While Mose can look forward to a trip to Kingston Park or Headingley Carnegie, where the spotlight of television sometimes shines, the rural delights of Threshfield and rather more urban pleasures of Crow Trees await the Silhillians.

But first, in the days following their demotion, there is much thinking to be done and issues like who to take become more pressing than how to get there.

At least they won’t have to worry about where to stay. The loss of £300,000 in central funding means for the players at least overnight stops will be a thing of the past.

With both coach and club mutually making positive noises the chances are Russell Earnshaw will continue to be the director of rugby and the one responsible for making such decisions.

Perhaps more importantly for the club, chairman and chief backer Chris Loughran will continue to be the one underwriting the expenses – a fact that goes a long way to alleviating any fear of Bees taking an unbroken fall through the National Leagues and ‘doing a Manchester’.

He refused to confirm whether he will continue to do so to the tune of several hundred thousand pounds but his thoughts on the rebuild are otherwise unambiguous.

“I would dearly like to be part of the club and a backer of the club,” Loughran said. “I am prepared to back the club going forward but we have got some work to do.

“When we go into National One next year we are going to have to do so largely with a new squad. I am sure we will keep a few of them – I hope to.

“We don’t have the sort of funds where we can do what the current promotion aspirants are doing at the moment. To be really confident of coming back from National One in a season or two you have to be paying the sort of salaries you pay in the Championship.

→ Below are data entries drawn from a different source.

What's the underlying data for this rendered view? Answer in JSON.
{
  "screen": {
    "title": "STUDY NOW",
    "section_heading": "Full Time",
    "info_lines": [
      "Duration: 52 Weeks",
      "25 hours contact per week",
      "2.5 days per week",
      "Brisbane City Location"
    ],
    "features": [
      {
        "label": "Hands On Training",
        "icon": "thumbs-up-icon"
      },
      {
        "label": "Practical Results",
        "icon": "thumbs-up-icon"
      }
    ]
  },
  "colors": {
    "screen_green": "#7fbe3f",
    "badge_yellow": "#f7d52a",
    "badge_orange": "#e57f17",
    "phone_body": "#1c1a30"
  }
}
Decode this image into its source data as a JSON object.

“We can’t do that – that’s clear. We have got to try and find our level and I am hopeful we will do it in National One,” he said.

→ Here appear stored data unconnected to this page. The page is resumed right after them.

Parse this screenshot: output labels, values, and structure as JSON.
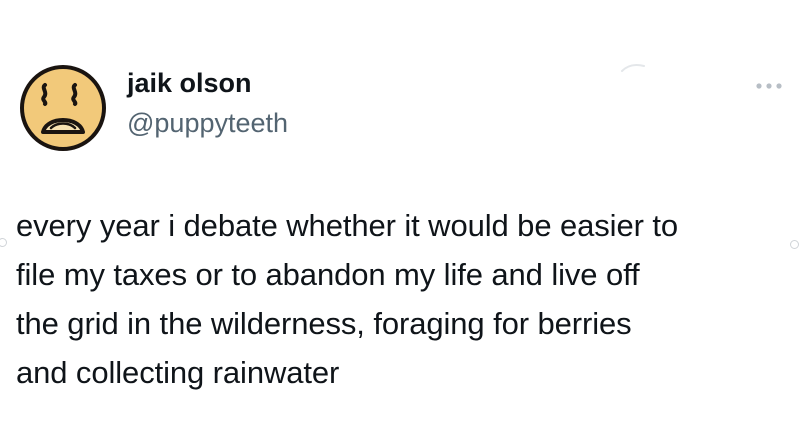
{
  "tweet": {
    "author": {
      "display_name": "jaik olson",
      "handle": "@puppyteeth",
      "avatar_icon": "sad-face-icon"
    },
    "more_icon": "more-horizontal-icon",
    "text_lines": [
      "every year i debate whether it would be easier to",
      "file my taxes or to abandon my life and live off",
      "the grid in the wilderness, foraging for berries",
      "and collecting rainwater"
    ]
  },
  "colors": {
    "text": "#0f1419",
    "handle": "#536471",
    "avatar_face": "#f2c97a",
    "avatar_outline": "#1a1410",
    "background": "#ffffff"
  }
}
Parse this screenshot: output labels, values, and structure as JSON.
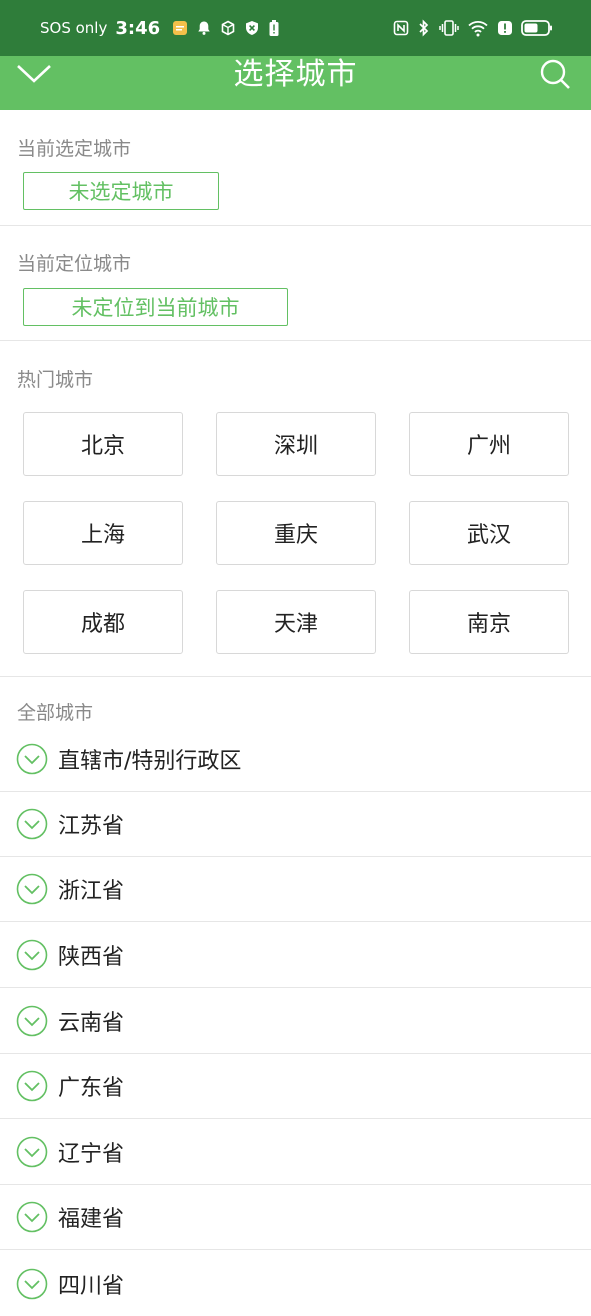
{
  "status_bar": {
    "carrier": "SOS only",
    "time": "3:46"
  },
  "nav": {
    "title": "选择城市",
    "back_icon": "chevron-down-icon",
    "search_icon": "search-icon"
  },
  "selected_city": {
    "label": "当前选定城市",
    "value": "未选定城市"
  },
  "located_city": {
    "label": "当前定位城市",
    "value": "未定位到当前城市"
  },
  "hot_cities": {
    "label": "热门城市",
    "items": [
      "北京",
      "深圳",
      "广州",
      "上海",
      "重庆",
      "武汉",
      "成都",
      "天津",
      "南京"
    ]
  },
  "all_cities": {
    "label": "全部城市",
    "provinces": [
      "直辖市/特别行政区",
      "江苏省",
      "浙江省",
      "陕西省",
      "云南省",
      "广东省",
      "辽宁省",
      "福建省",
      "四川省"
    ]
  },
  "colors": {
    "status_bar": "#2f7d3a",
    "nav_bar": "#63c063",
    "accent": "#63c063"
  }
}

“We have got some reasons why people want to come here and I am hopeful we can find a way both on a playing front and financially that the club will continue to have a first team that operates at National One level.

“It’s going to be very tough, you don’t lose that level of funding and pretend it is not going to challenge but that was funding for a semi-professional side with the emphasis on professional.

“Others manage it at lower levels of funding. I am still here, I am prepared to give something – I am not going to disclose that now but I am prepared to back it and we have got to work out a plan as to how we do that.”

But the father of six denied his motivation is purely one of paternal obligation. “When I first started I felt a sense of duty and curiosity.

“The curiosity bit has been partially answered, there is a degree of duty, I don’t feel obliged to anybody in that sense but I still feel committed and I still feel that I want to keep this club alive,” he said.

“I am sure with goodwill and hard work we will find a way of doing so.”

Much of the hard work this season has been done by Earnshaw whose return to the team might have been ill-advised but whose efforts off the pitch are best characterised as perpetual motion.

The 36-year-old has already expressed his desire to ‘right the wrongs’ and even though there’s many a slip ‘tween pen and contract and all that, the concord appears mutual.

“Do I still have massive regard for Russell Earnshaw?” Loughran asked. “Yes. Do I think he has done everything he could for us this year? ‘Yes’. Would I like to see him here next season? ‘Yes’. Do I always recognise he has got a career and might need to go somewhere else to further it? ‘Yes’.

“We have begun some of those conversations but I didn’t want to distract him from doing his best to keep us here.

“Neither Russell nor I are making any statements of commitment as to whether he will be here next year.

"Personally I would like to see him here but I recognise he has got a number of options and I wouldn’t want to hold him back.”